There are brave souls, holding up lanterns and candles in the night. They unfold the quilts, the books with quickly written directions, they tell the salty stories of home.
There once was a house that held those it loved and healing was its gift. A house whose walls were draped in stories. The spice cabinet was full of exotic things and a mortar and pestle sat on the wooden countertop, ready to work. The house was alive and its caretaker was wise. Baba Yaga was a sharp-tongued newt of a lady, comfortable in her wildness. She honored the importance of salt in the stories.
Baba was born in the house and she know she would give her last breath to it as well. The house had legs, which made traveling easy, but Baba was unable to sink her roots down into the fertile ground. He roots grew inside. A Yaga house is a container, this one was full of old woman magic.

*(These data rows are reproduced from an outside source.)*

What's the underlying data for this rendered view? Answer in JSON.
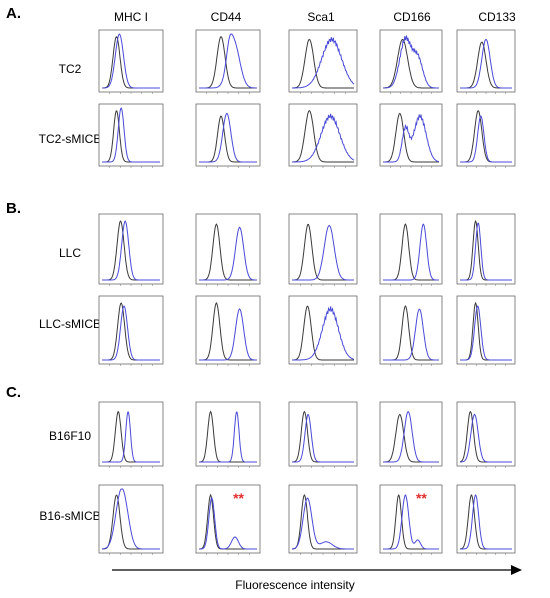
{
  "columns": [
    "MHC I",
    "CD44",
    "Sca1",
    "CD166",
    "CD133"
  ],
  "sections": [
    {
      "label": "A.",
      "rows": [
        {
          "label": "TC2",
          "markers": [
            "",
            "",
            "",
            "",
            ""
          ]
        },
        {
          "label": "TC2-sMICB",
          "markers": [
            "",
            "",
            "",
            "",
            ""
          ]
        }
      ]
    },
    {
      "label": "B.",
      "rows": [
        {
          "label": "LLC",
          "markers": [
            "",
            "",
            "",
            "",
            ""
          ]
        },
        {
          "label": "LLC-sMICB",
          "markers": [
            "",
            "",
            "",
            "",
            ""
          ]
        }
      ]
    },
    {
      "label": "C.",
      "rows": [
        {
          "label": "B16F10",
          "markers": [
            "",
            "",
            "",
            "",
            ""
          ]
        },
        {
          "label": "B16-sMICB",
          "markers": [
            "",
            "**",
            "",
            "**",
            ""
          ]
        }
      ]
    }
  ],
  "xaxis_label": "Fluorescence intensity",
  "colors": {
    "control": "#3a3a3a",
    "sample": "#4a4ad8",
    "significance": "#e23030"
  }
}
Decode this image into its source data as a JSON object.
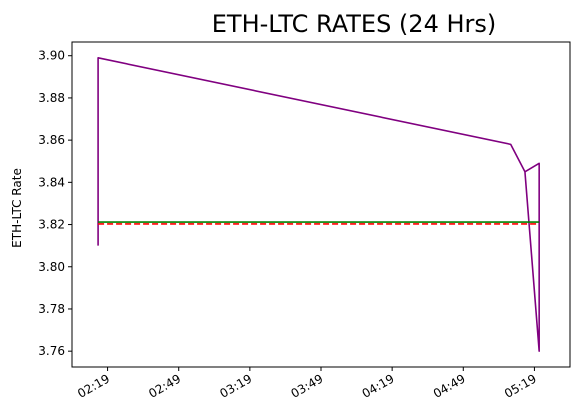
{
  "chart_data": {
    "type": "line",
    "title": "ETH-LTC RATES (24 Hrs)",
    "xlabel": "",
    "ylabel": "ETH-LTC Rate",
    "xlim": [
      "02:04",
      "05:34"
    ],
    "ylim": [
      3.7525,
      3.9065
    ],
    "grid": false,
    "x_ticks": [
      "02:19",
      "02:49",
      "03:19",
      "03:49",
      "04:19",
      "04:49",
      "05:19"
    ],
    "y_ticks": [
      "3.76",
      "3.78",
      "3.80",
      "3.82",
      "3.84",
      "3.86",
      "3.88",
      "3.90"
    ],
    "series": [
      {
        "color": "#800080",
        "style": "solid",
        "points": [
          [
            "02:15",
            3.81
          ],
          [
            "02:15",
            3.851
          ],
          [
            "02:15",
            3.812
          ],
          [
            "02:15",
            3.899
          ],
          [
            "05:09",
            3.858
          ],
          [
            "05:15",
            3.845
          ],
          [
            "05:21",
            3.849
          ],
          [
            "05:21",
            3.847
          ],
          [
            "05:21",
            3.76
          ],
          [
            "05:15",
            3.845
          ],
          [
            "05:21",
            3.849
          ],
          [
            "05:21",
            3.76
          ]
        ]
      },
      {
        "color": "#008000",
        "style": "solid",
        "points": [
          [
            "02:15",
            3.8212
          ],
          [
            "05:21",
            3.8212
          ]
        ]
      },
      {
        "color": "#ff0000",
        "style": "dashed",
        "points": [
          [
            "02:15",
            3.8203
          ],
          [
            "05:21",
            3.8203
          ]
        ]
      }
    ]
  }
}
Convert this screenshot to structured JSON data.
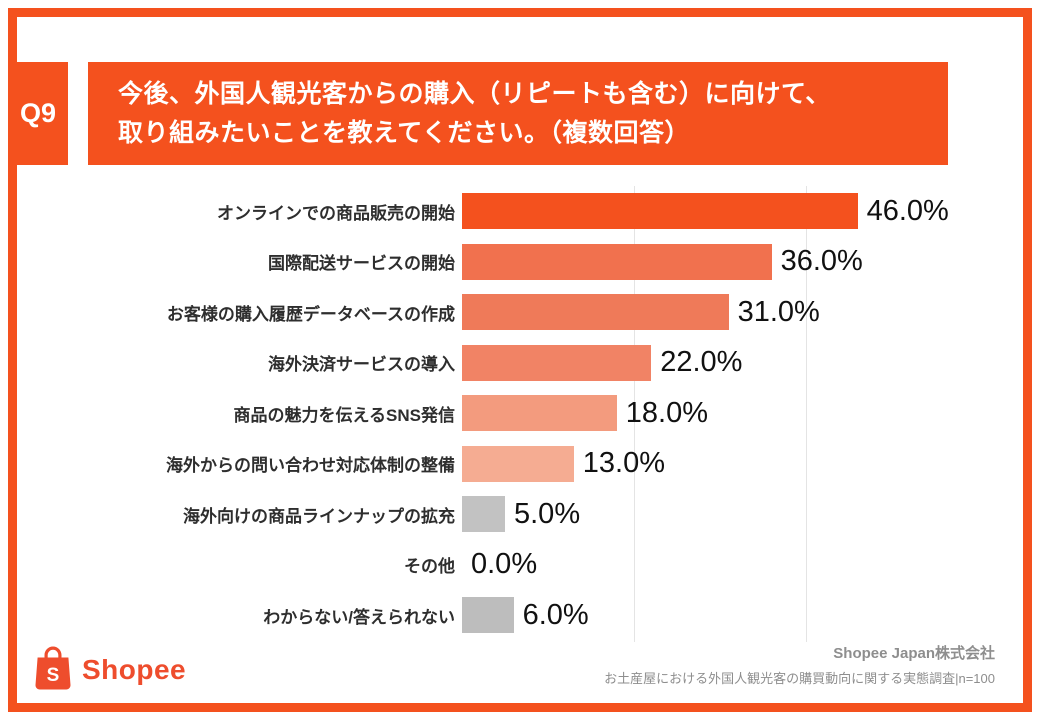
{
  "header": {
    "q_label": "Q9",
    "title_line1": "今後、外国人観光客からの購入（リピートも含む）に向けて、",
    "title_line2": "取り組みたいことを教えてください。（複数回答）"
  },
  "colors": {
    "accent": "#F4511E",
    "logo_orange": "#EE4D2D",
    "gray_bar": "#BDBDBD"
  },
  "chart_data": {
    "type": "bar",
    "orientation": "horizontal",
    "title": "今後、外国人観光客からの購入（リピートも含む）に向けて、取り組みたいことを教えてください。（複数回答）",
    "categories": [
      "オンラインでの商品販売の開始",
      "国際配送サービスの開始",
      "お客様の購入履歴データベースの作成",
      "海外決済サービスの導入",
      "商品の魅力を伝えるSNS発信",
      "海外からの問い合わせ対応体制の整備",
      "海外向けの商品ラインナップの拡充",
      "その他",
      "わからない/答えられない"
    ],
    "values": [
      46.0,
      36.0,
      31.0,
      22.0,
      18.0,
      13.0,
      5.0,
      0.0,
      6.0
    ],
    "value_labels": [
      "46.0%",
      "36.0%",
      "31.0%",
      "22.0%",
      "18.0%",
      "13.0%",
      "5.0%",
      "0.0%",
      "6.0%"
    ],
    "bar_colors": [
      "#F4511E",
      "#F1714E",
      "#EF7A59",
      "#F18365",
      "#F39B7E",
      "#F5AC92",
      "#C2C2C2",
      "#C2C2C2",
      "#BDBDBD"
    ],
    "xlim": [
      0,
      50
    ],
    "gridline_pcts": [
      20,
      40
    ],
    "sample": "n=100"
  },
  "footer": {
    "logo_text": "Shopee",
    "source_line1": "Shopee Japan株式会社",
    "source_line2": "お土産屋における外国人観光客の購買動向に関する実態調査|n=100"
  }
}
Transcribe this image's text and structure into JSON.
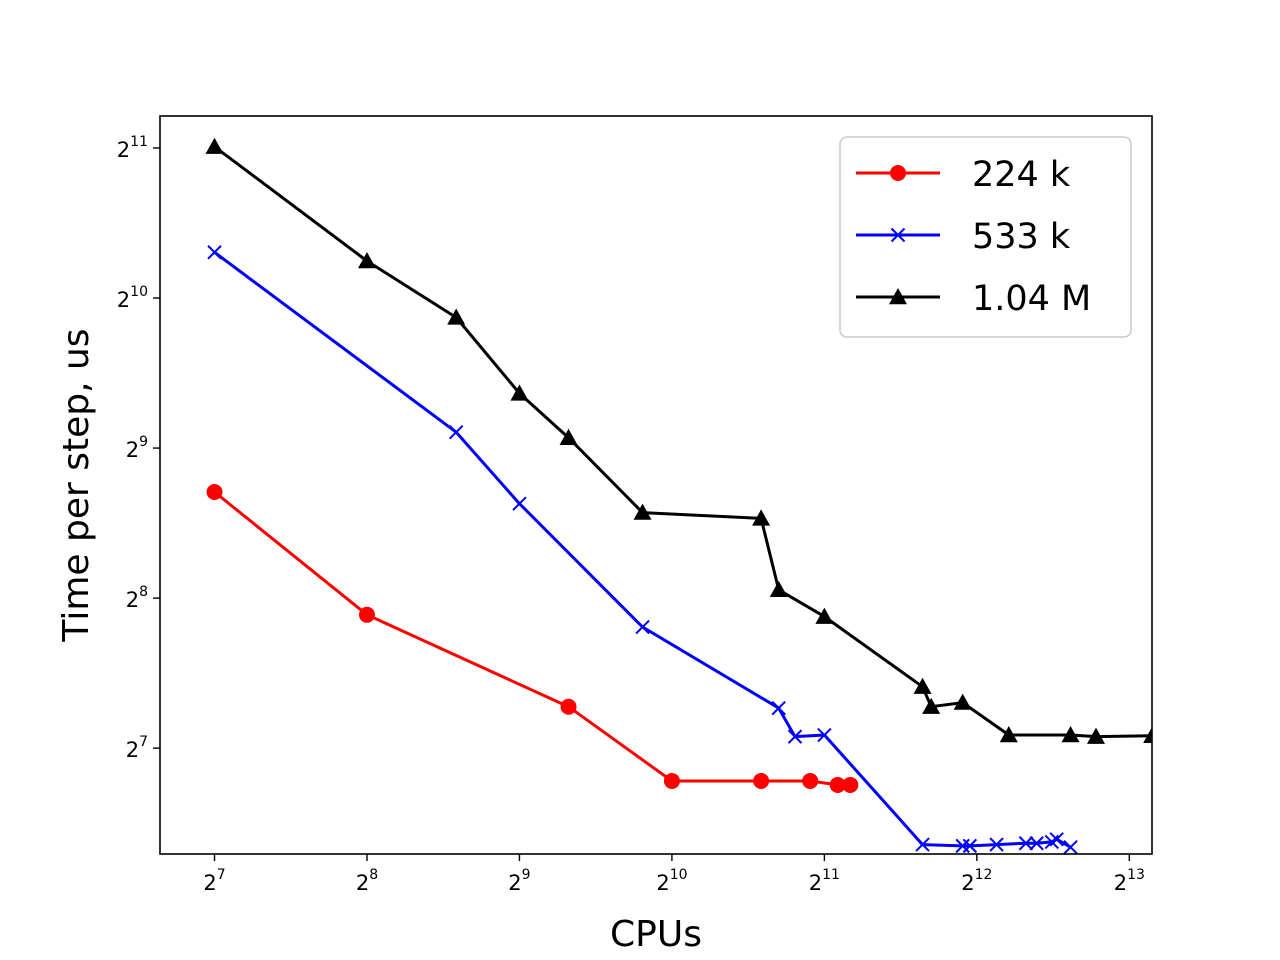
{
  "chart_data": {
    "type": "line",
    "title": "",
    "xlabel": "CPUs",
    "ylabel": "Time per step, us",
    "x_scale": "log2",
    "y_scale": "log2",
    "xlim": [
      99.9,
      9082
    ],
    "ylim": [
      78.5,
      2374
    ],
    "x_ticks": [
      {
        "base": "2",
        "exp": "7",
        "value": 128
      },
      {
        "base": "2",
        "exp": "8",
        "value": 256
      },
      {
        "base": "2",
        "exp": "9",
        "value": 512
      },
      {
        "base": "2",
        "exp": "10",
        "value": 1024
      },
      {
        "base": "2",
        "exp": "11",
        "value": 2048
      },
      {
        "base": "2",
        "exp": "12",
        "value": 4096
      },
      {
        "base": "2",
        "exp": "13",
        "value": 8192
      }
    ],
    "y_ticks": [
      {
        "base": "2",
        "exp": "7",
        "value": 128
      },
      {
        "base": "2",
        "exp": "8",
        "value": 256
      },
      {
        "base": "2",
        "exp": "9",
        "value": 512
      },
      {
        "base": "2",
        "exp": "10",
        "value": 1024
      },
      {
        "base": "2",
        "exp": "11",
        "value": 2048
      }
    ],
    "grid": false,
    "legend_position": "top-right",
    "series": [
      {
        "name": "224 k",
        "color": "#ff0000",
        "marker": "circle",
        "points": [
          {
            "x": 128,
            "y": 418
          },
          {
            "x": 256,
            "y": 237
          },
          {
            "x": 640,
            "y": 155
          },
          {
            "x": 1024,
            "y": 110
          },
          {
            "x": 1536,
            "y": 110
          },
          {
            "x": 1920,
            "y": 110
          },
          {
            "x": 2176,
            "y": 108
          },
          {
            "x": 2304,
            "y": 108
          }
        ]
      },
      {
        "name": "533 k",
        "color": "#0000ff",
        "marker": "x",
        "points": [
          {
            "x": 128,
            "y": 1265
          },
          {
            "x": 384,
            "y": 551
          },
          {
            "x": 512,
            "y": 396
          },
          {
            "x": 896,
            "y": 224
          },
          {
            "x": 1664,
            "y": 154
          },
          {
            "x": 1792,
            "y": 135
          },
          {
            "x": 2048,
            "y": 136
          },
          {
            "x": 3200,
            "y": 82
          },
          {
            "x": 3840,
            "y": 81.5
          },
          {
            "x": 3968,
            "y": 81.5
          },
          {
            "x": 4480,
            "y": 82
          },
          {
            "x": 5120,
            "y": 82.5
          },
          {
            "x": 5376,
            "y": 82.5
          },
          {
            "x": 5760,
            "y": 83
          },
          {
            "x": 5888,
            "y": 84
          },
          {
            "x": 6272,
            "y": 81
          }
        ]
      },
      {
        "name": "1.04 M",
        "color": "#000000",
        "marker": "triangle",
        "points": [
          {
            "x": 128,
            "y": 2060
          },
          {
            "x": 256,
            "y": 1215
          },
          {
            "x": 384,
            "y": 936
          },
          {
            "x": 512,
            "y": 659
          },
          {
            "x": 640,
            "y": 537
          },
          {
            "x": 896,
            "y": 380
          },
          {
            "x": 1536,
            "y": 370
          },
          {
            "x": 1664,
            "y": 266
          },
          {
            "x": 2048,
            "y": 235
          },
          {
            "x": 3200,
            "y": 170
          },
          {
            "x": 3328,
            "y": 155
          },
          {
            "x": 3840,
            "y": 158
          },
          {
            "x": 4736,
            "y": 136
          },
          {
            "x": 6272,
            "y": 136
          },
          {
            "x": 7040,
            "y": 135
          },
          {
            "x": 9088,
            "y": 135.5
          },
          {
            "x": 10240,
            "y": 138
          }
        ]
      }
    ]
  }
}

At night, when the town slept, she gifted the candles around her house a flame and intention; a warm glow drawing people nearby. One night in particular, a woman wandered the woods, seeking the house and the witch. Salted tears on her cheeks, she saw the glow of the candles and it pulled her closer and closer. The woman knocked on the door, hoping for respite or death, she would be fine with either at this point. The door opened, as if the Yaga had been expecting her. The old woman gathered her in her withered arms, but the woman could not stop crying. The witch set out collecting vessels to collet the tears.
Where ever the Yaga travelled, stories seem to follow her forming a spiked fence around her gifts. The words were barbed, to keep people away from her wild. It has always been the object of the townsfolk to surround the Baba Yaga in stories of dark witchery. This is sure to keep folks in fear of her instead of letting the light shire on healing. Healed women are much harder to control.
Baba Yaga held the woman like she was a child and told her stories of old women who survived. The house held them both as a great soul mending wove the woman back together. After the tears stopped, the Yaga heated them in a bath. She told the woman that her tears held magic. The gritty bits of her story served as the spell. The Yaga did not take the woman’s pain. She taught her how to put herself back together.
And in the days that followed, the towns folk told stories of how Baba Yaga would steal children who wandered in the woods, cooking them in her pot and eating them up. But the woman knew this was not true. She knew the Baba Yaga had tenderly fed her magic The Baba Yaga, the old witch, the wild woman, the old mother, the hag in the house, had mended her soul with salted tears and a needle, threaded with stories.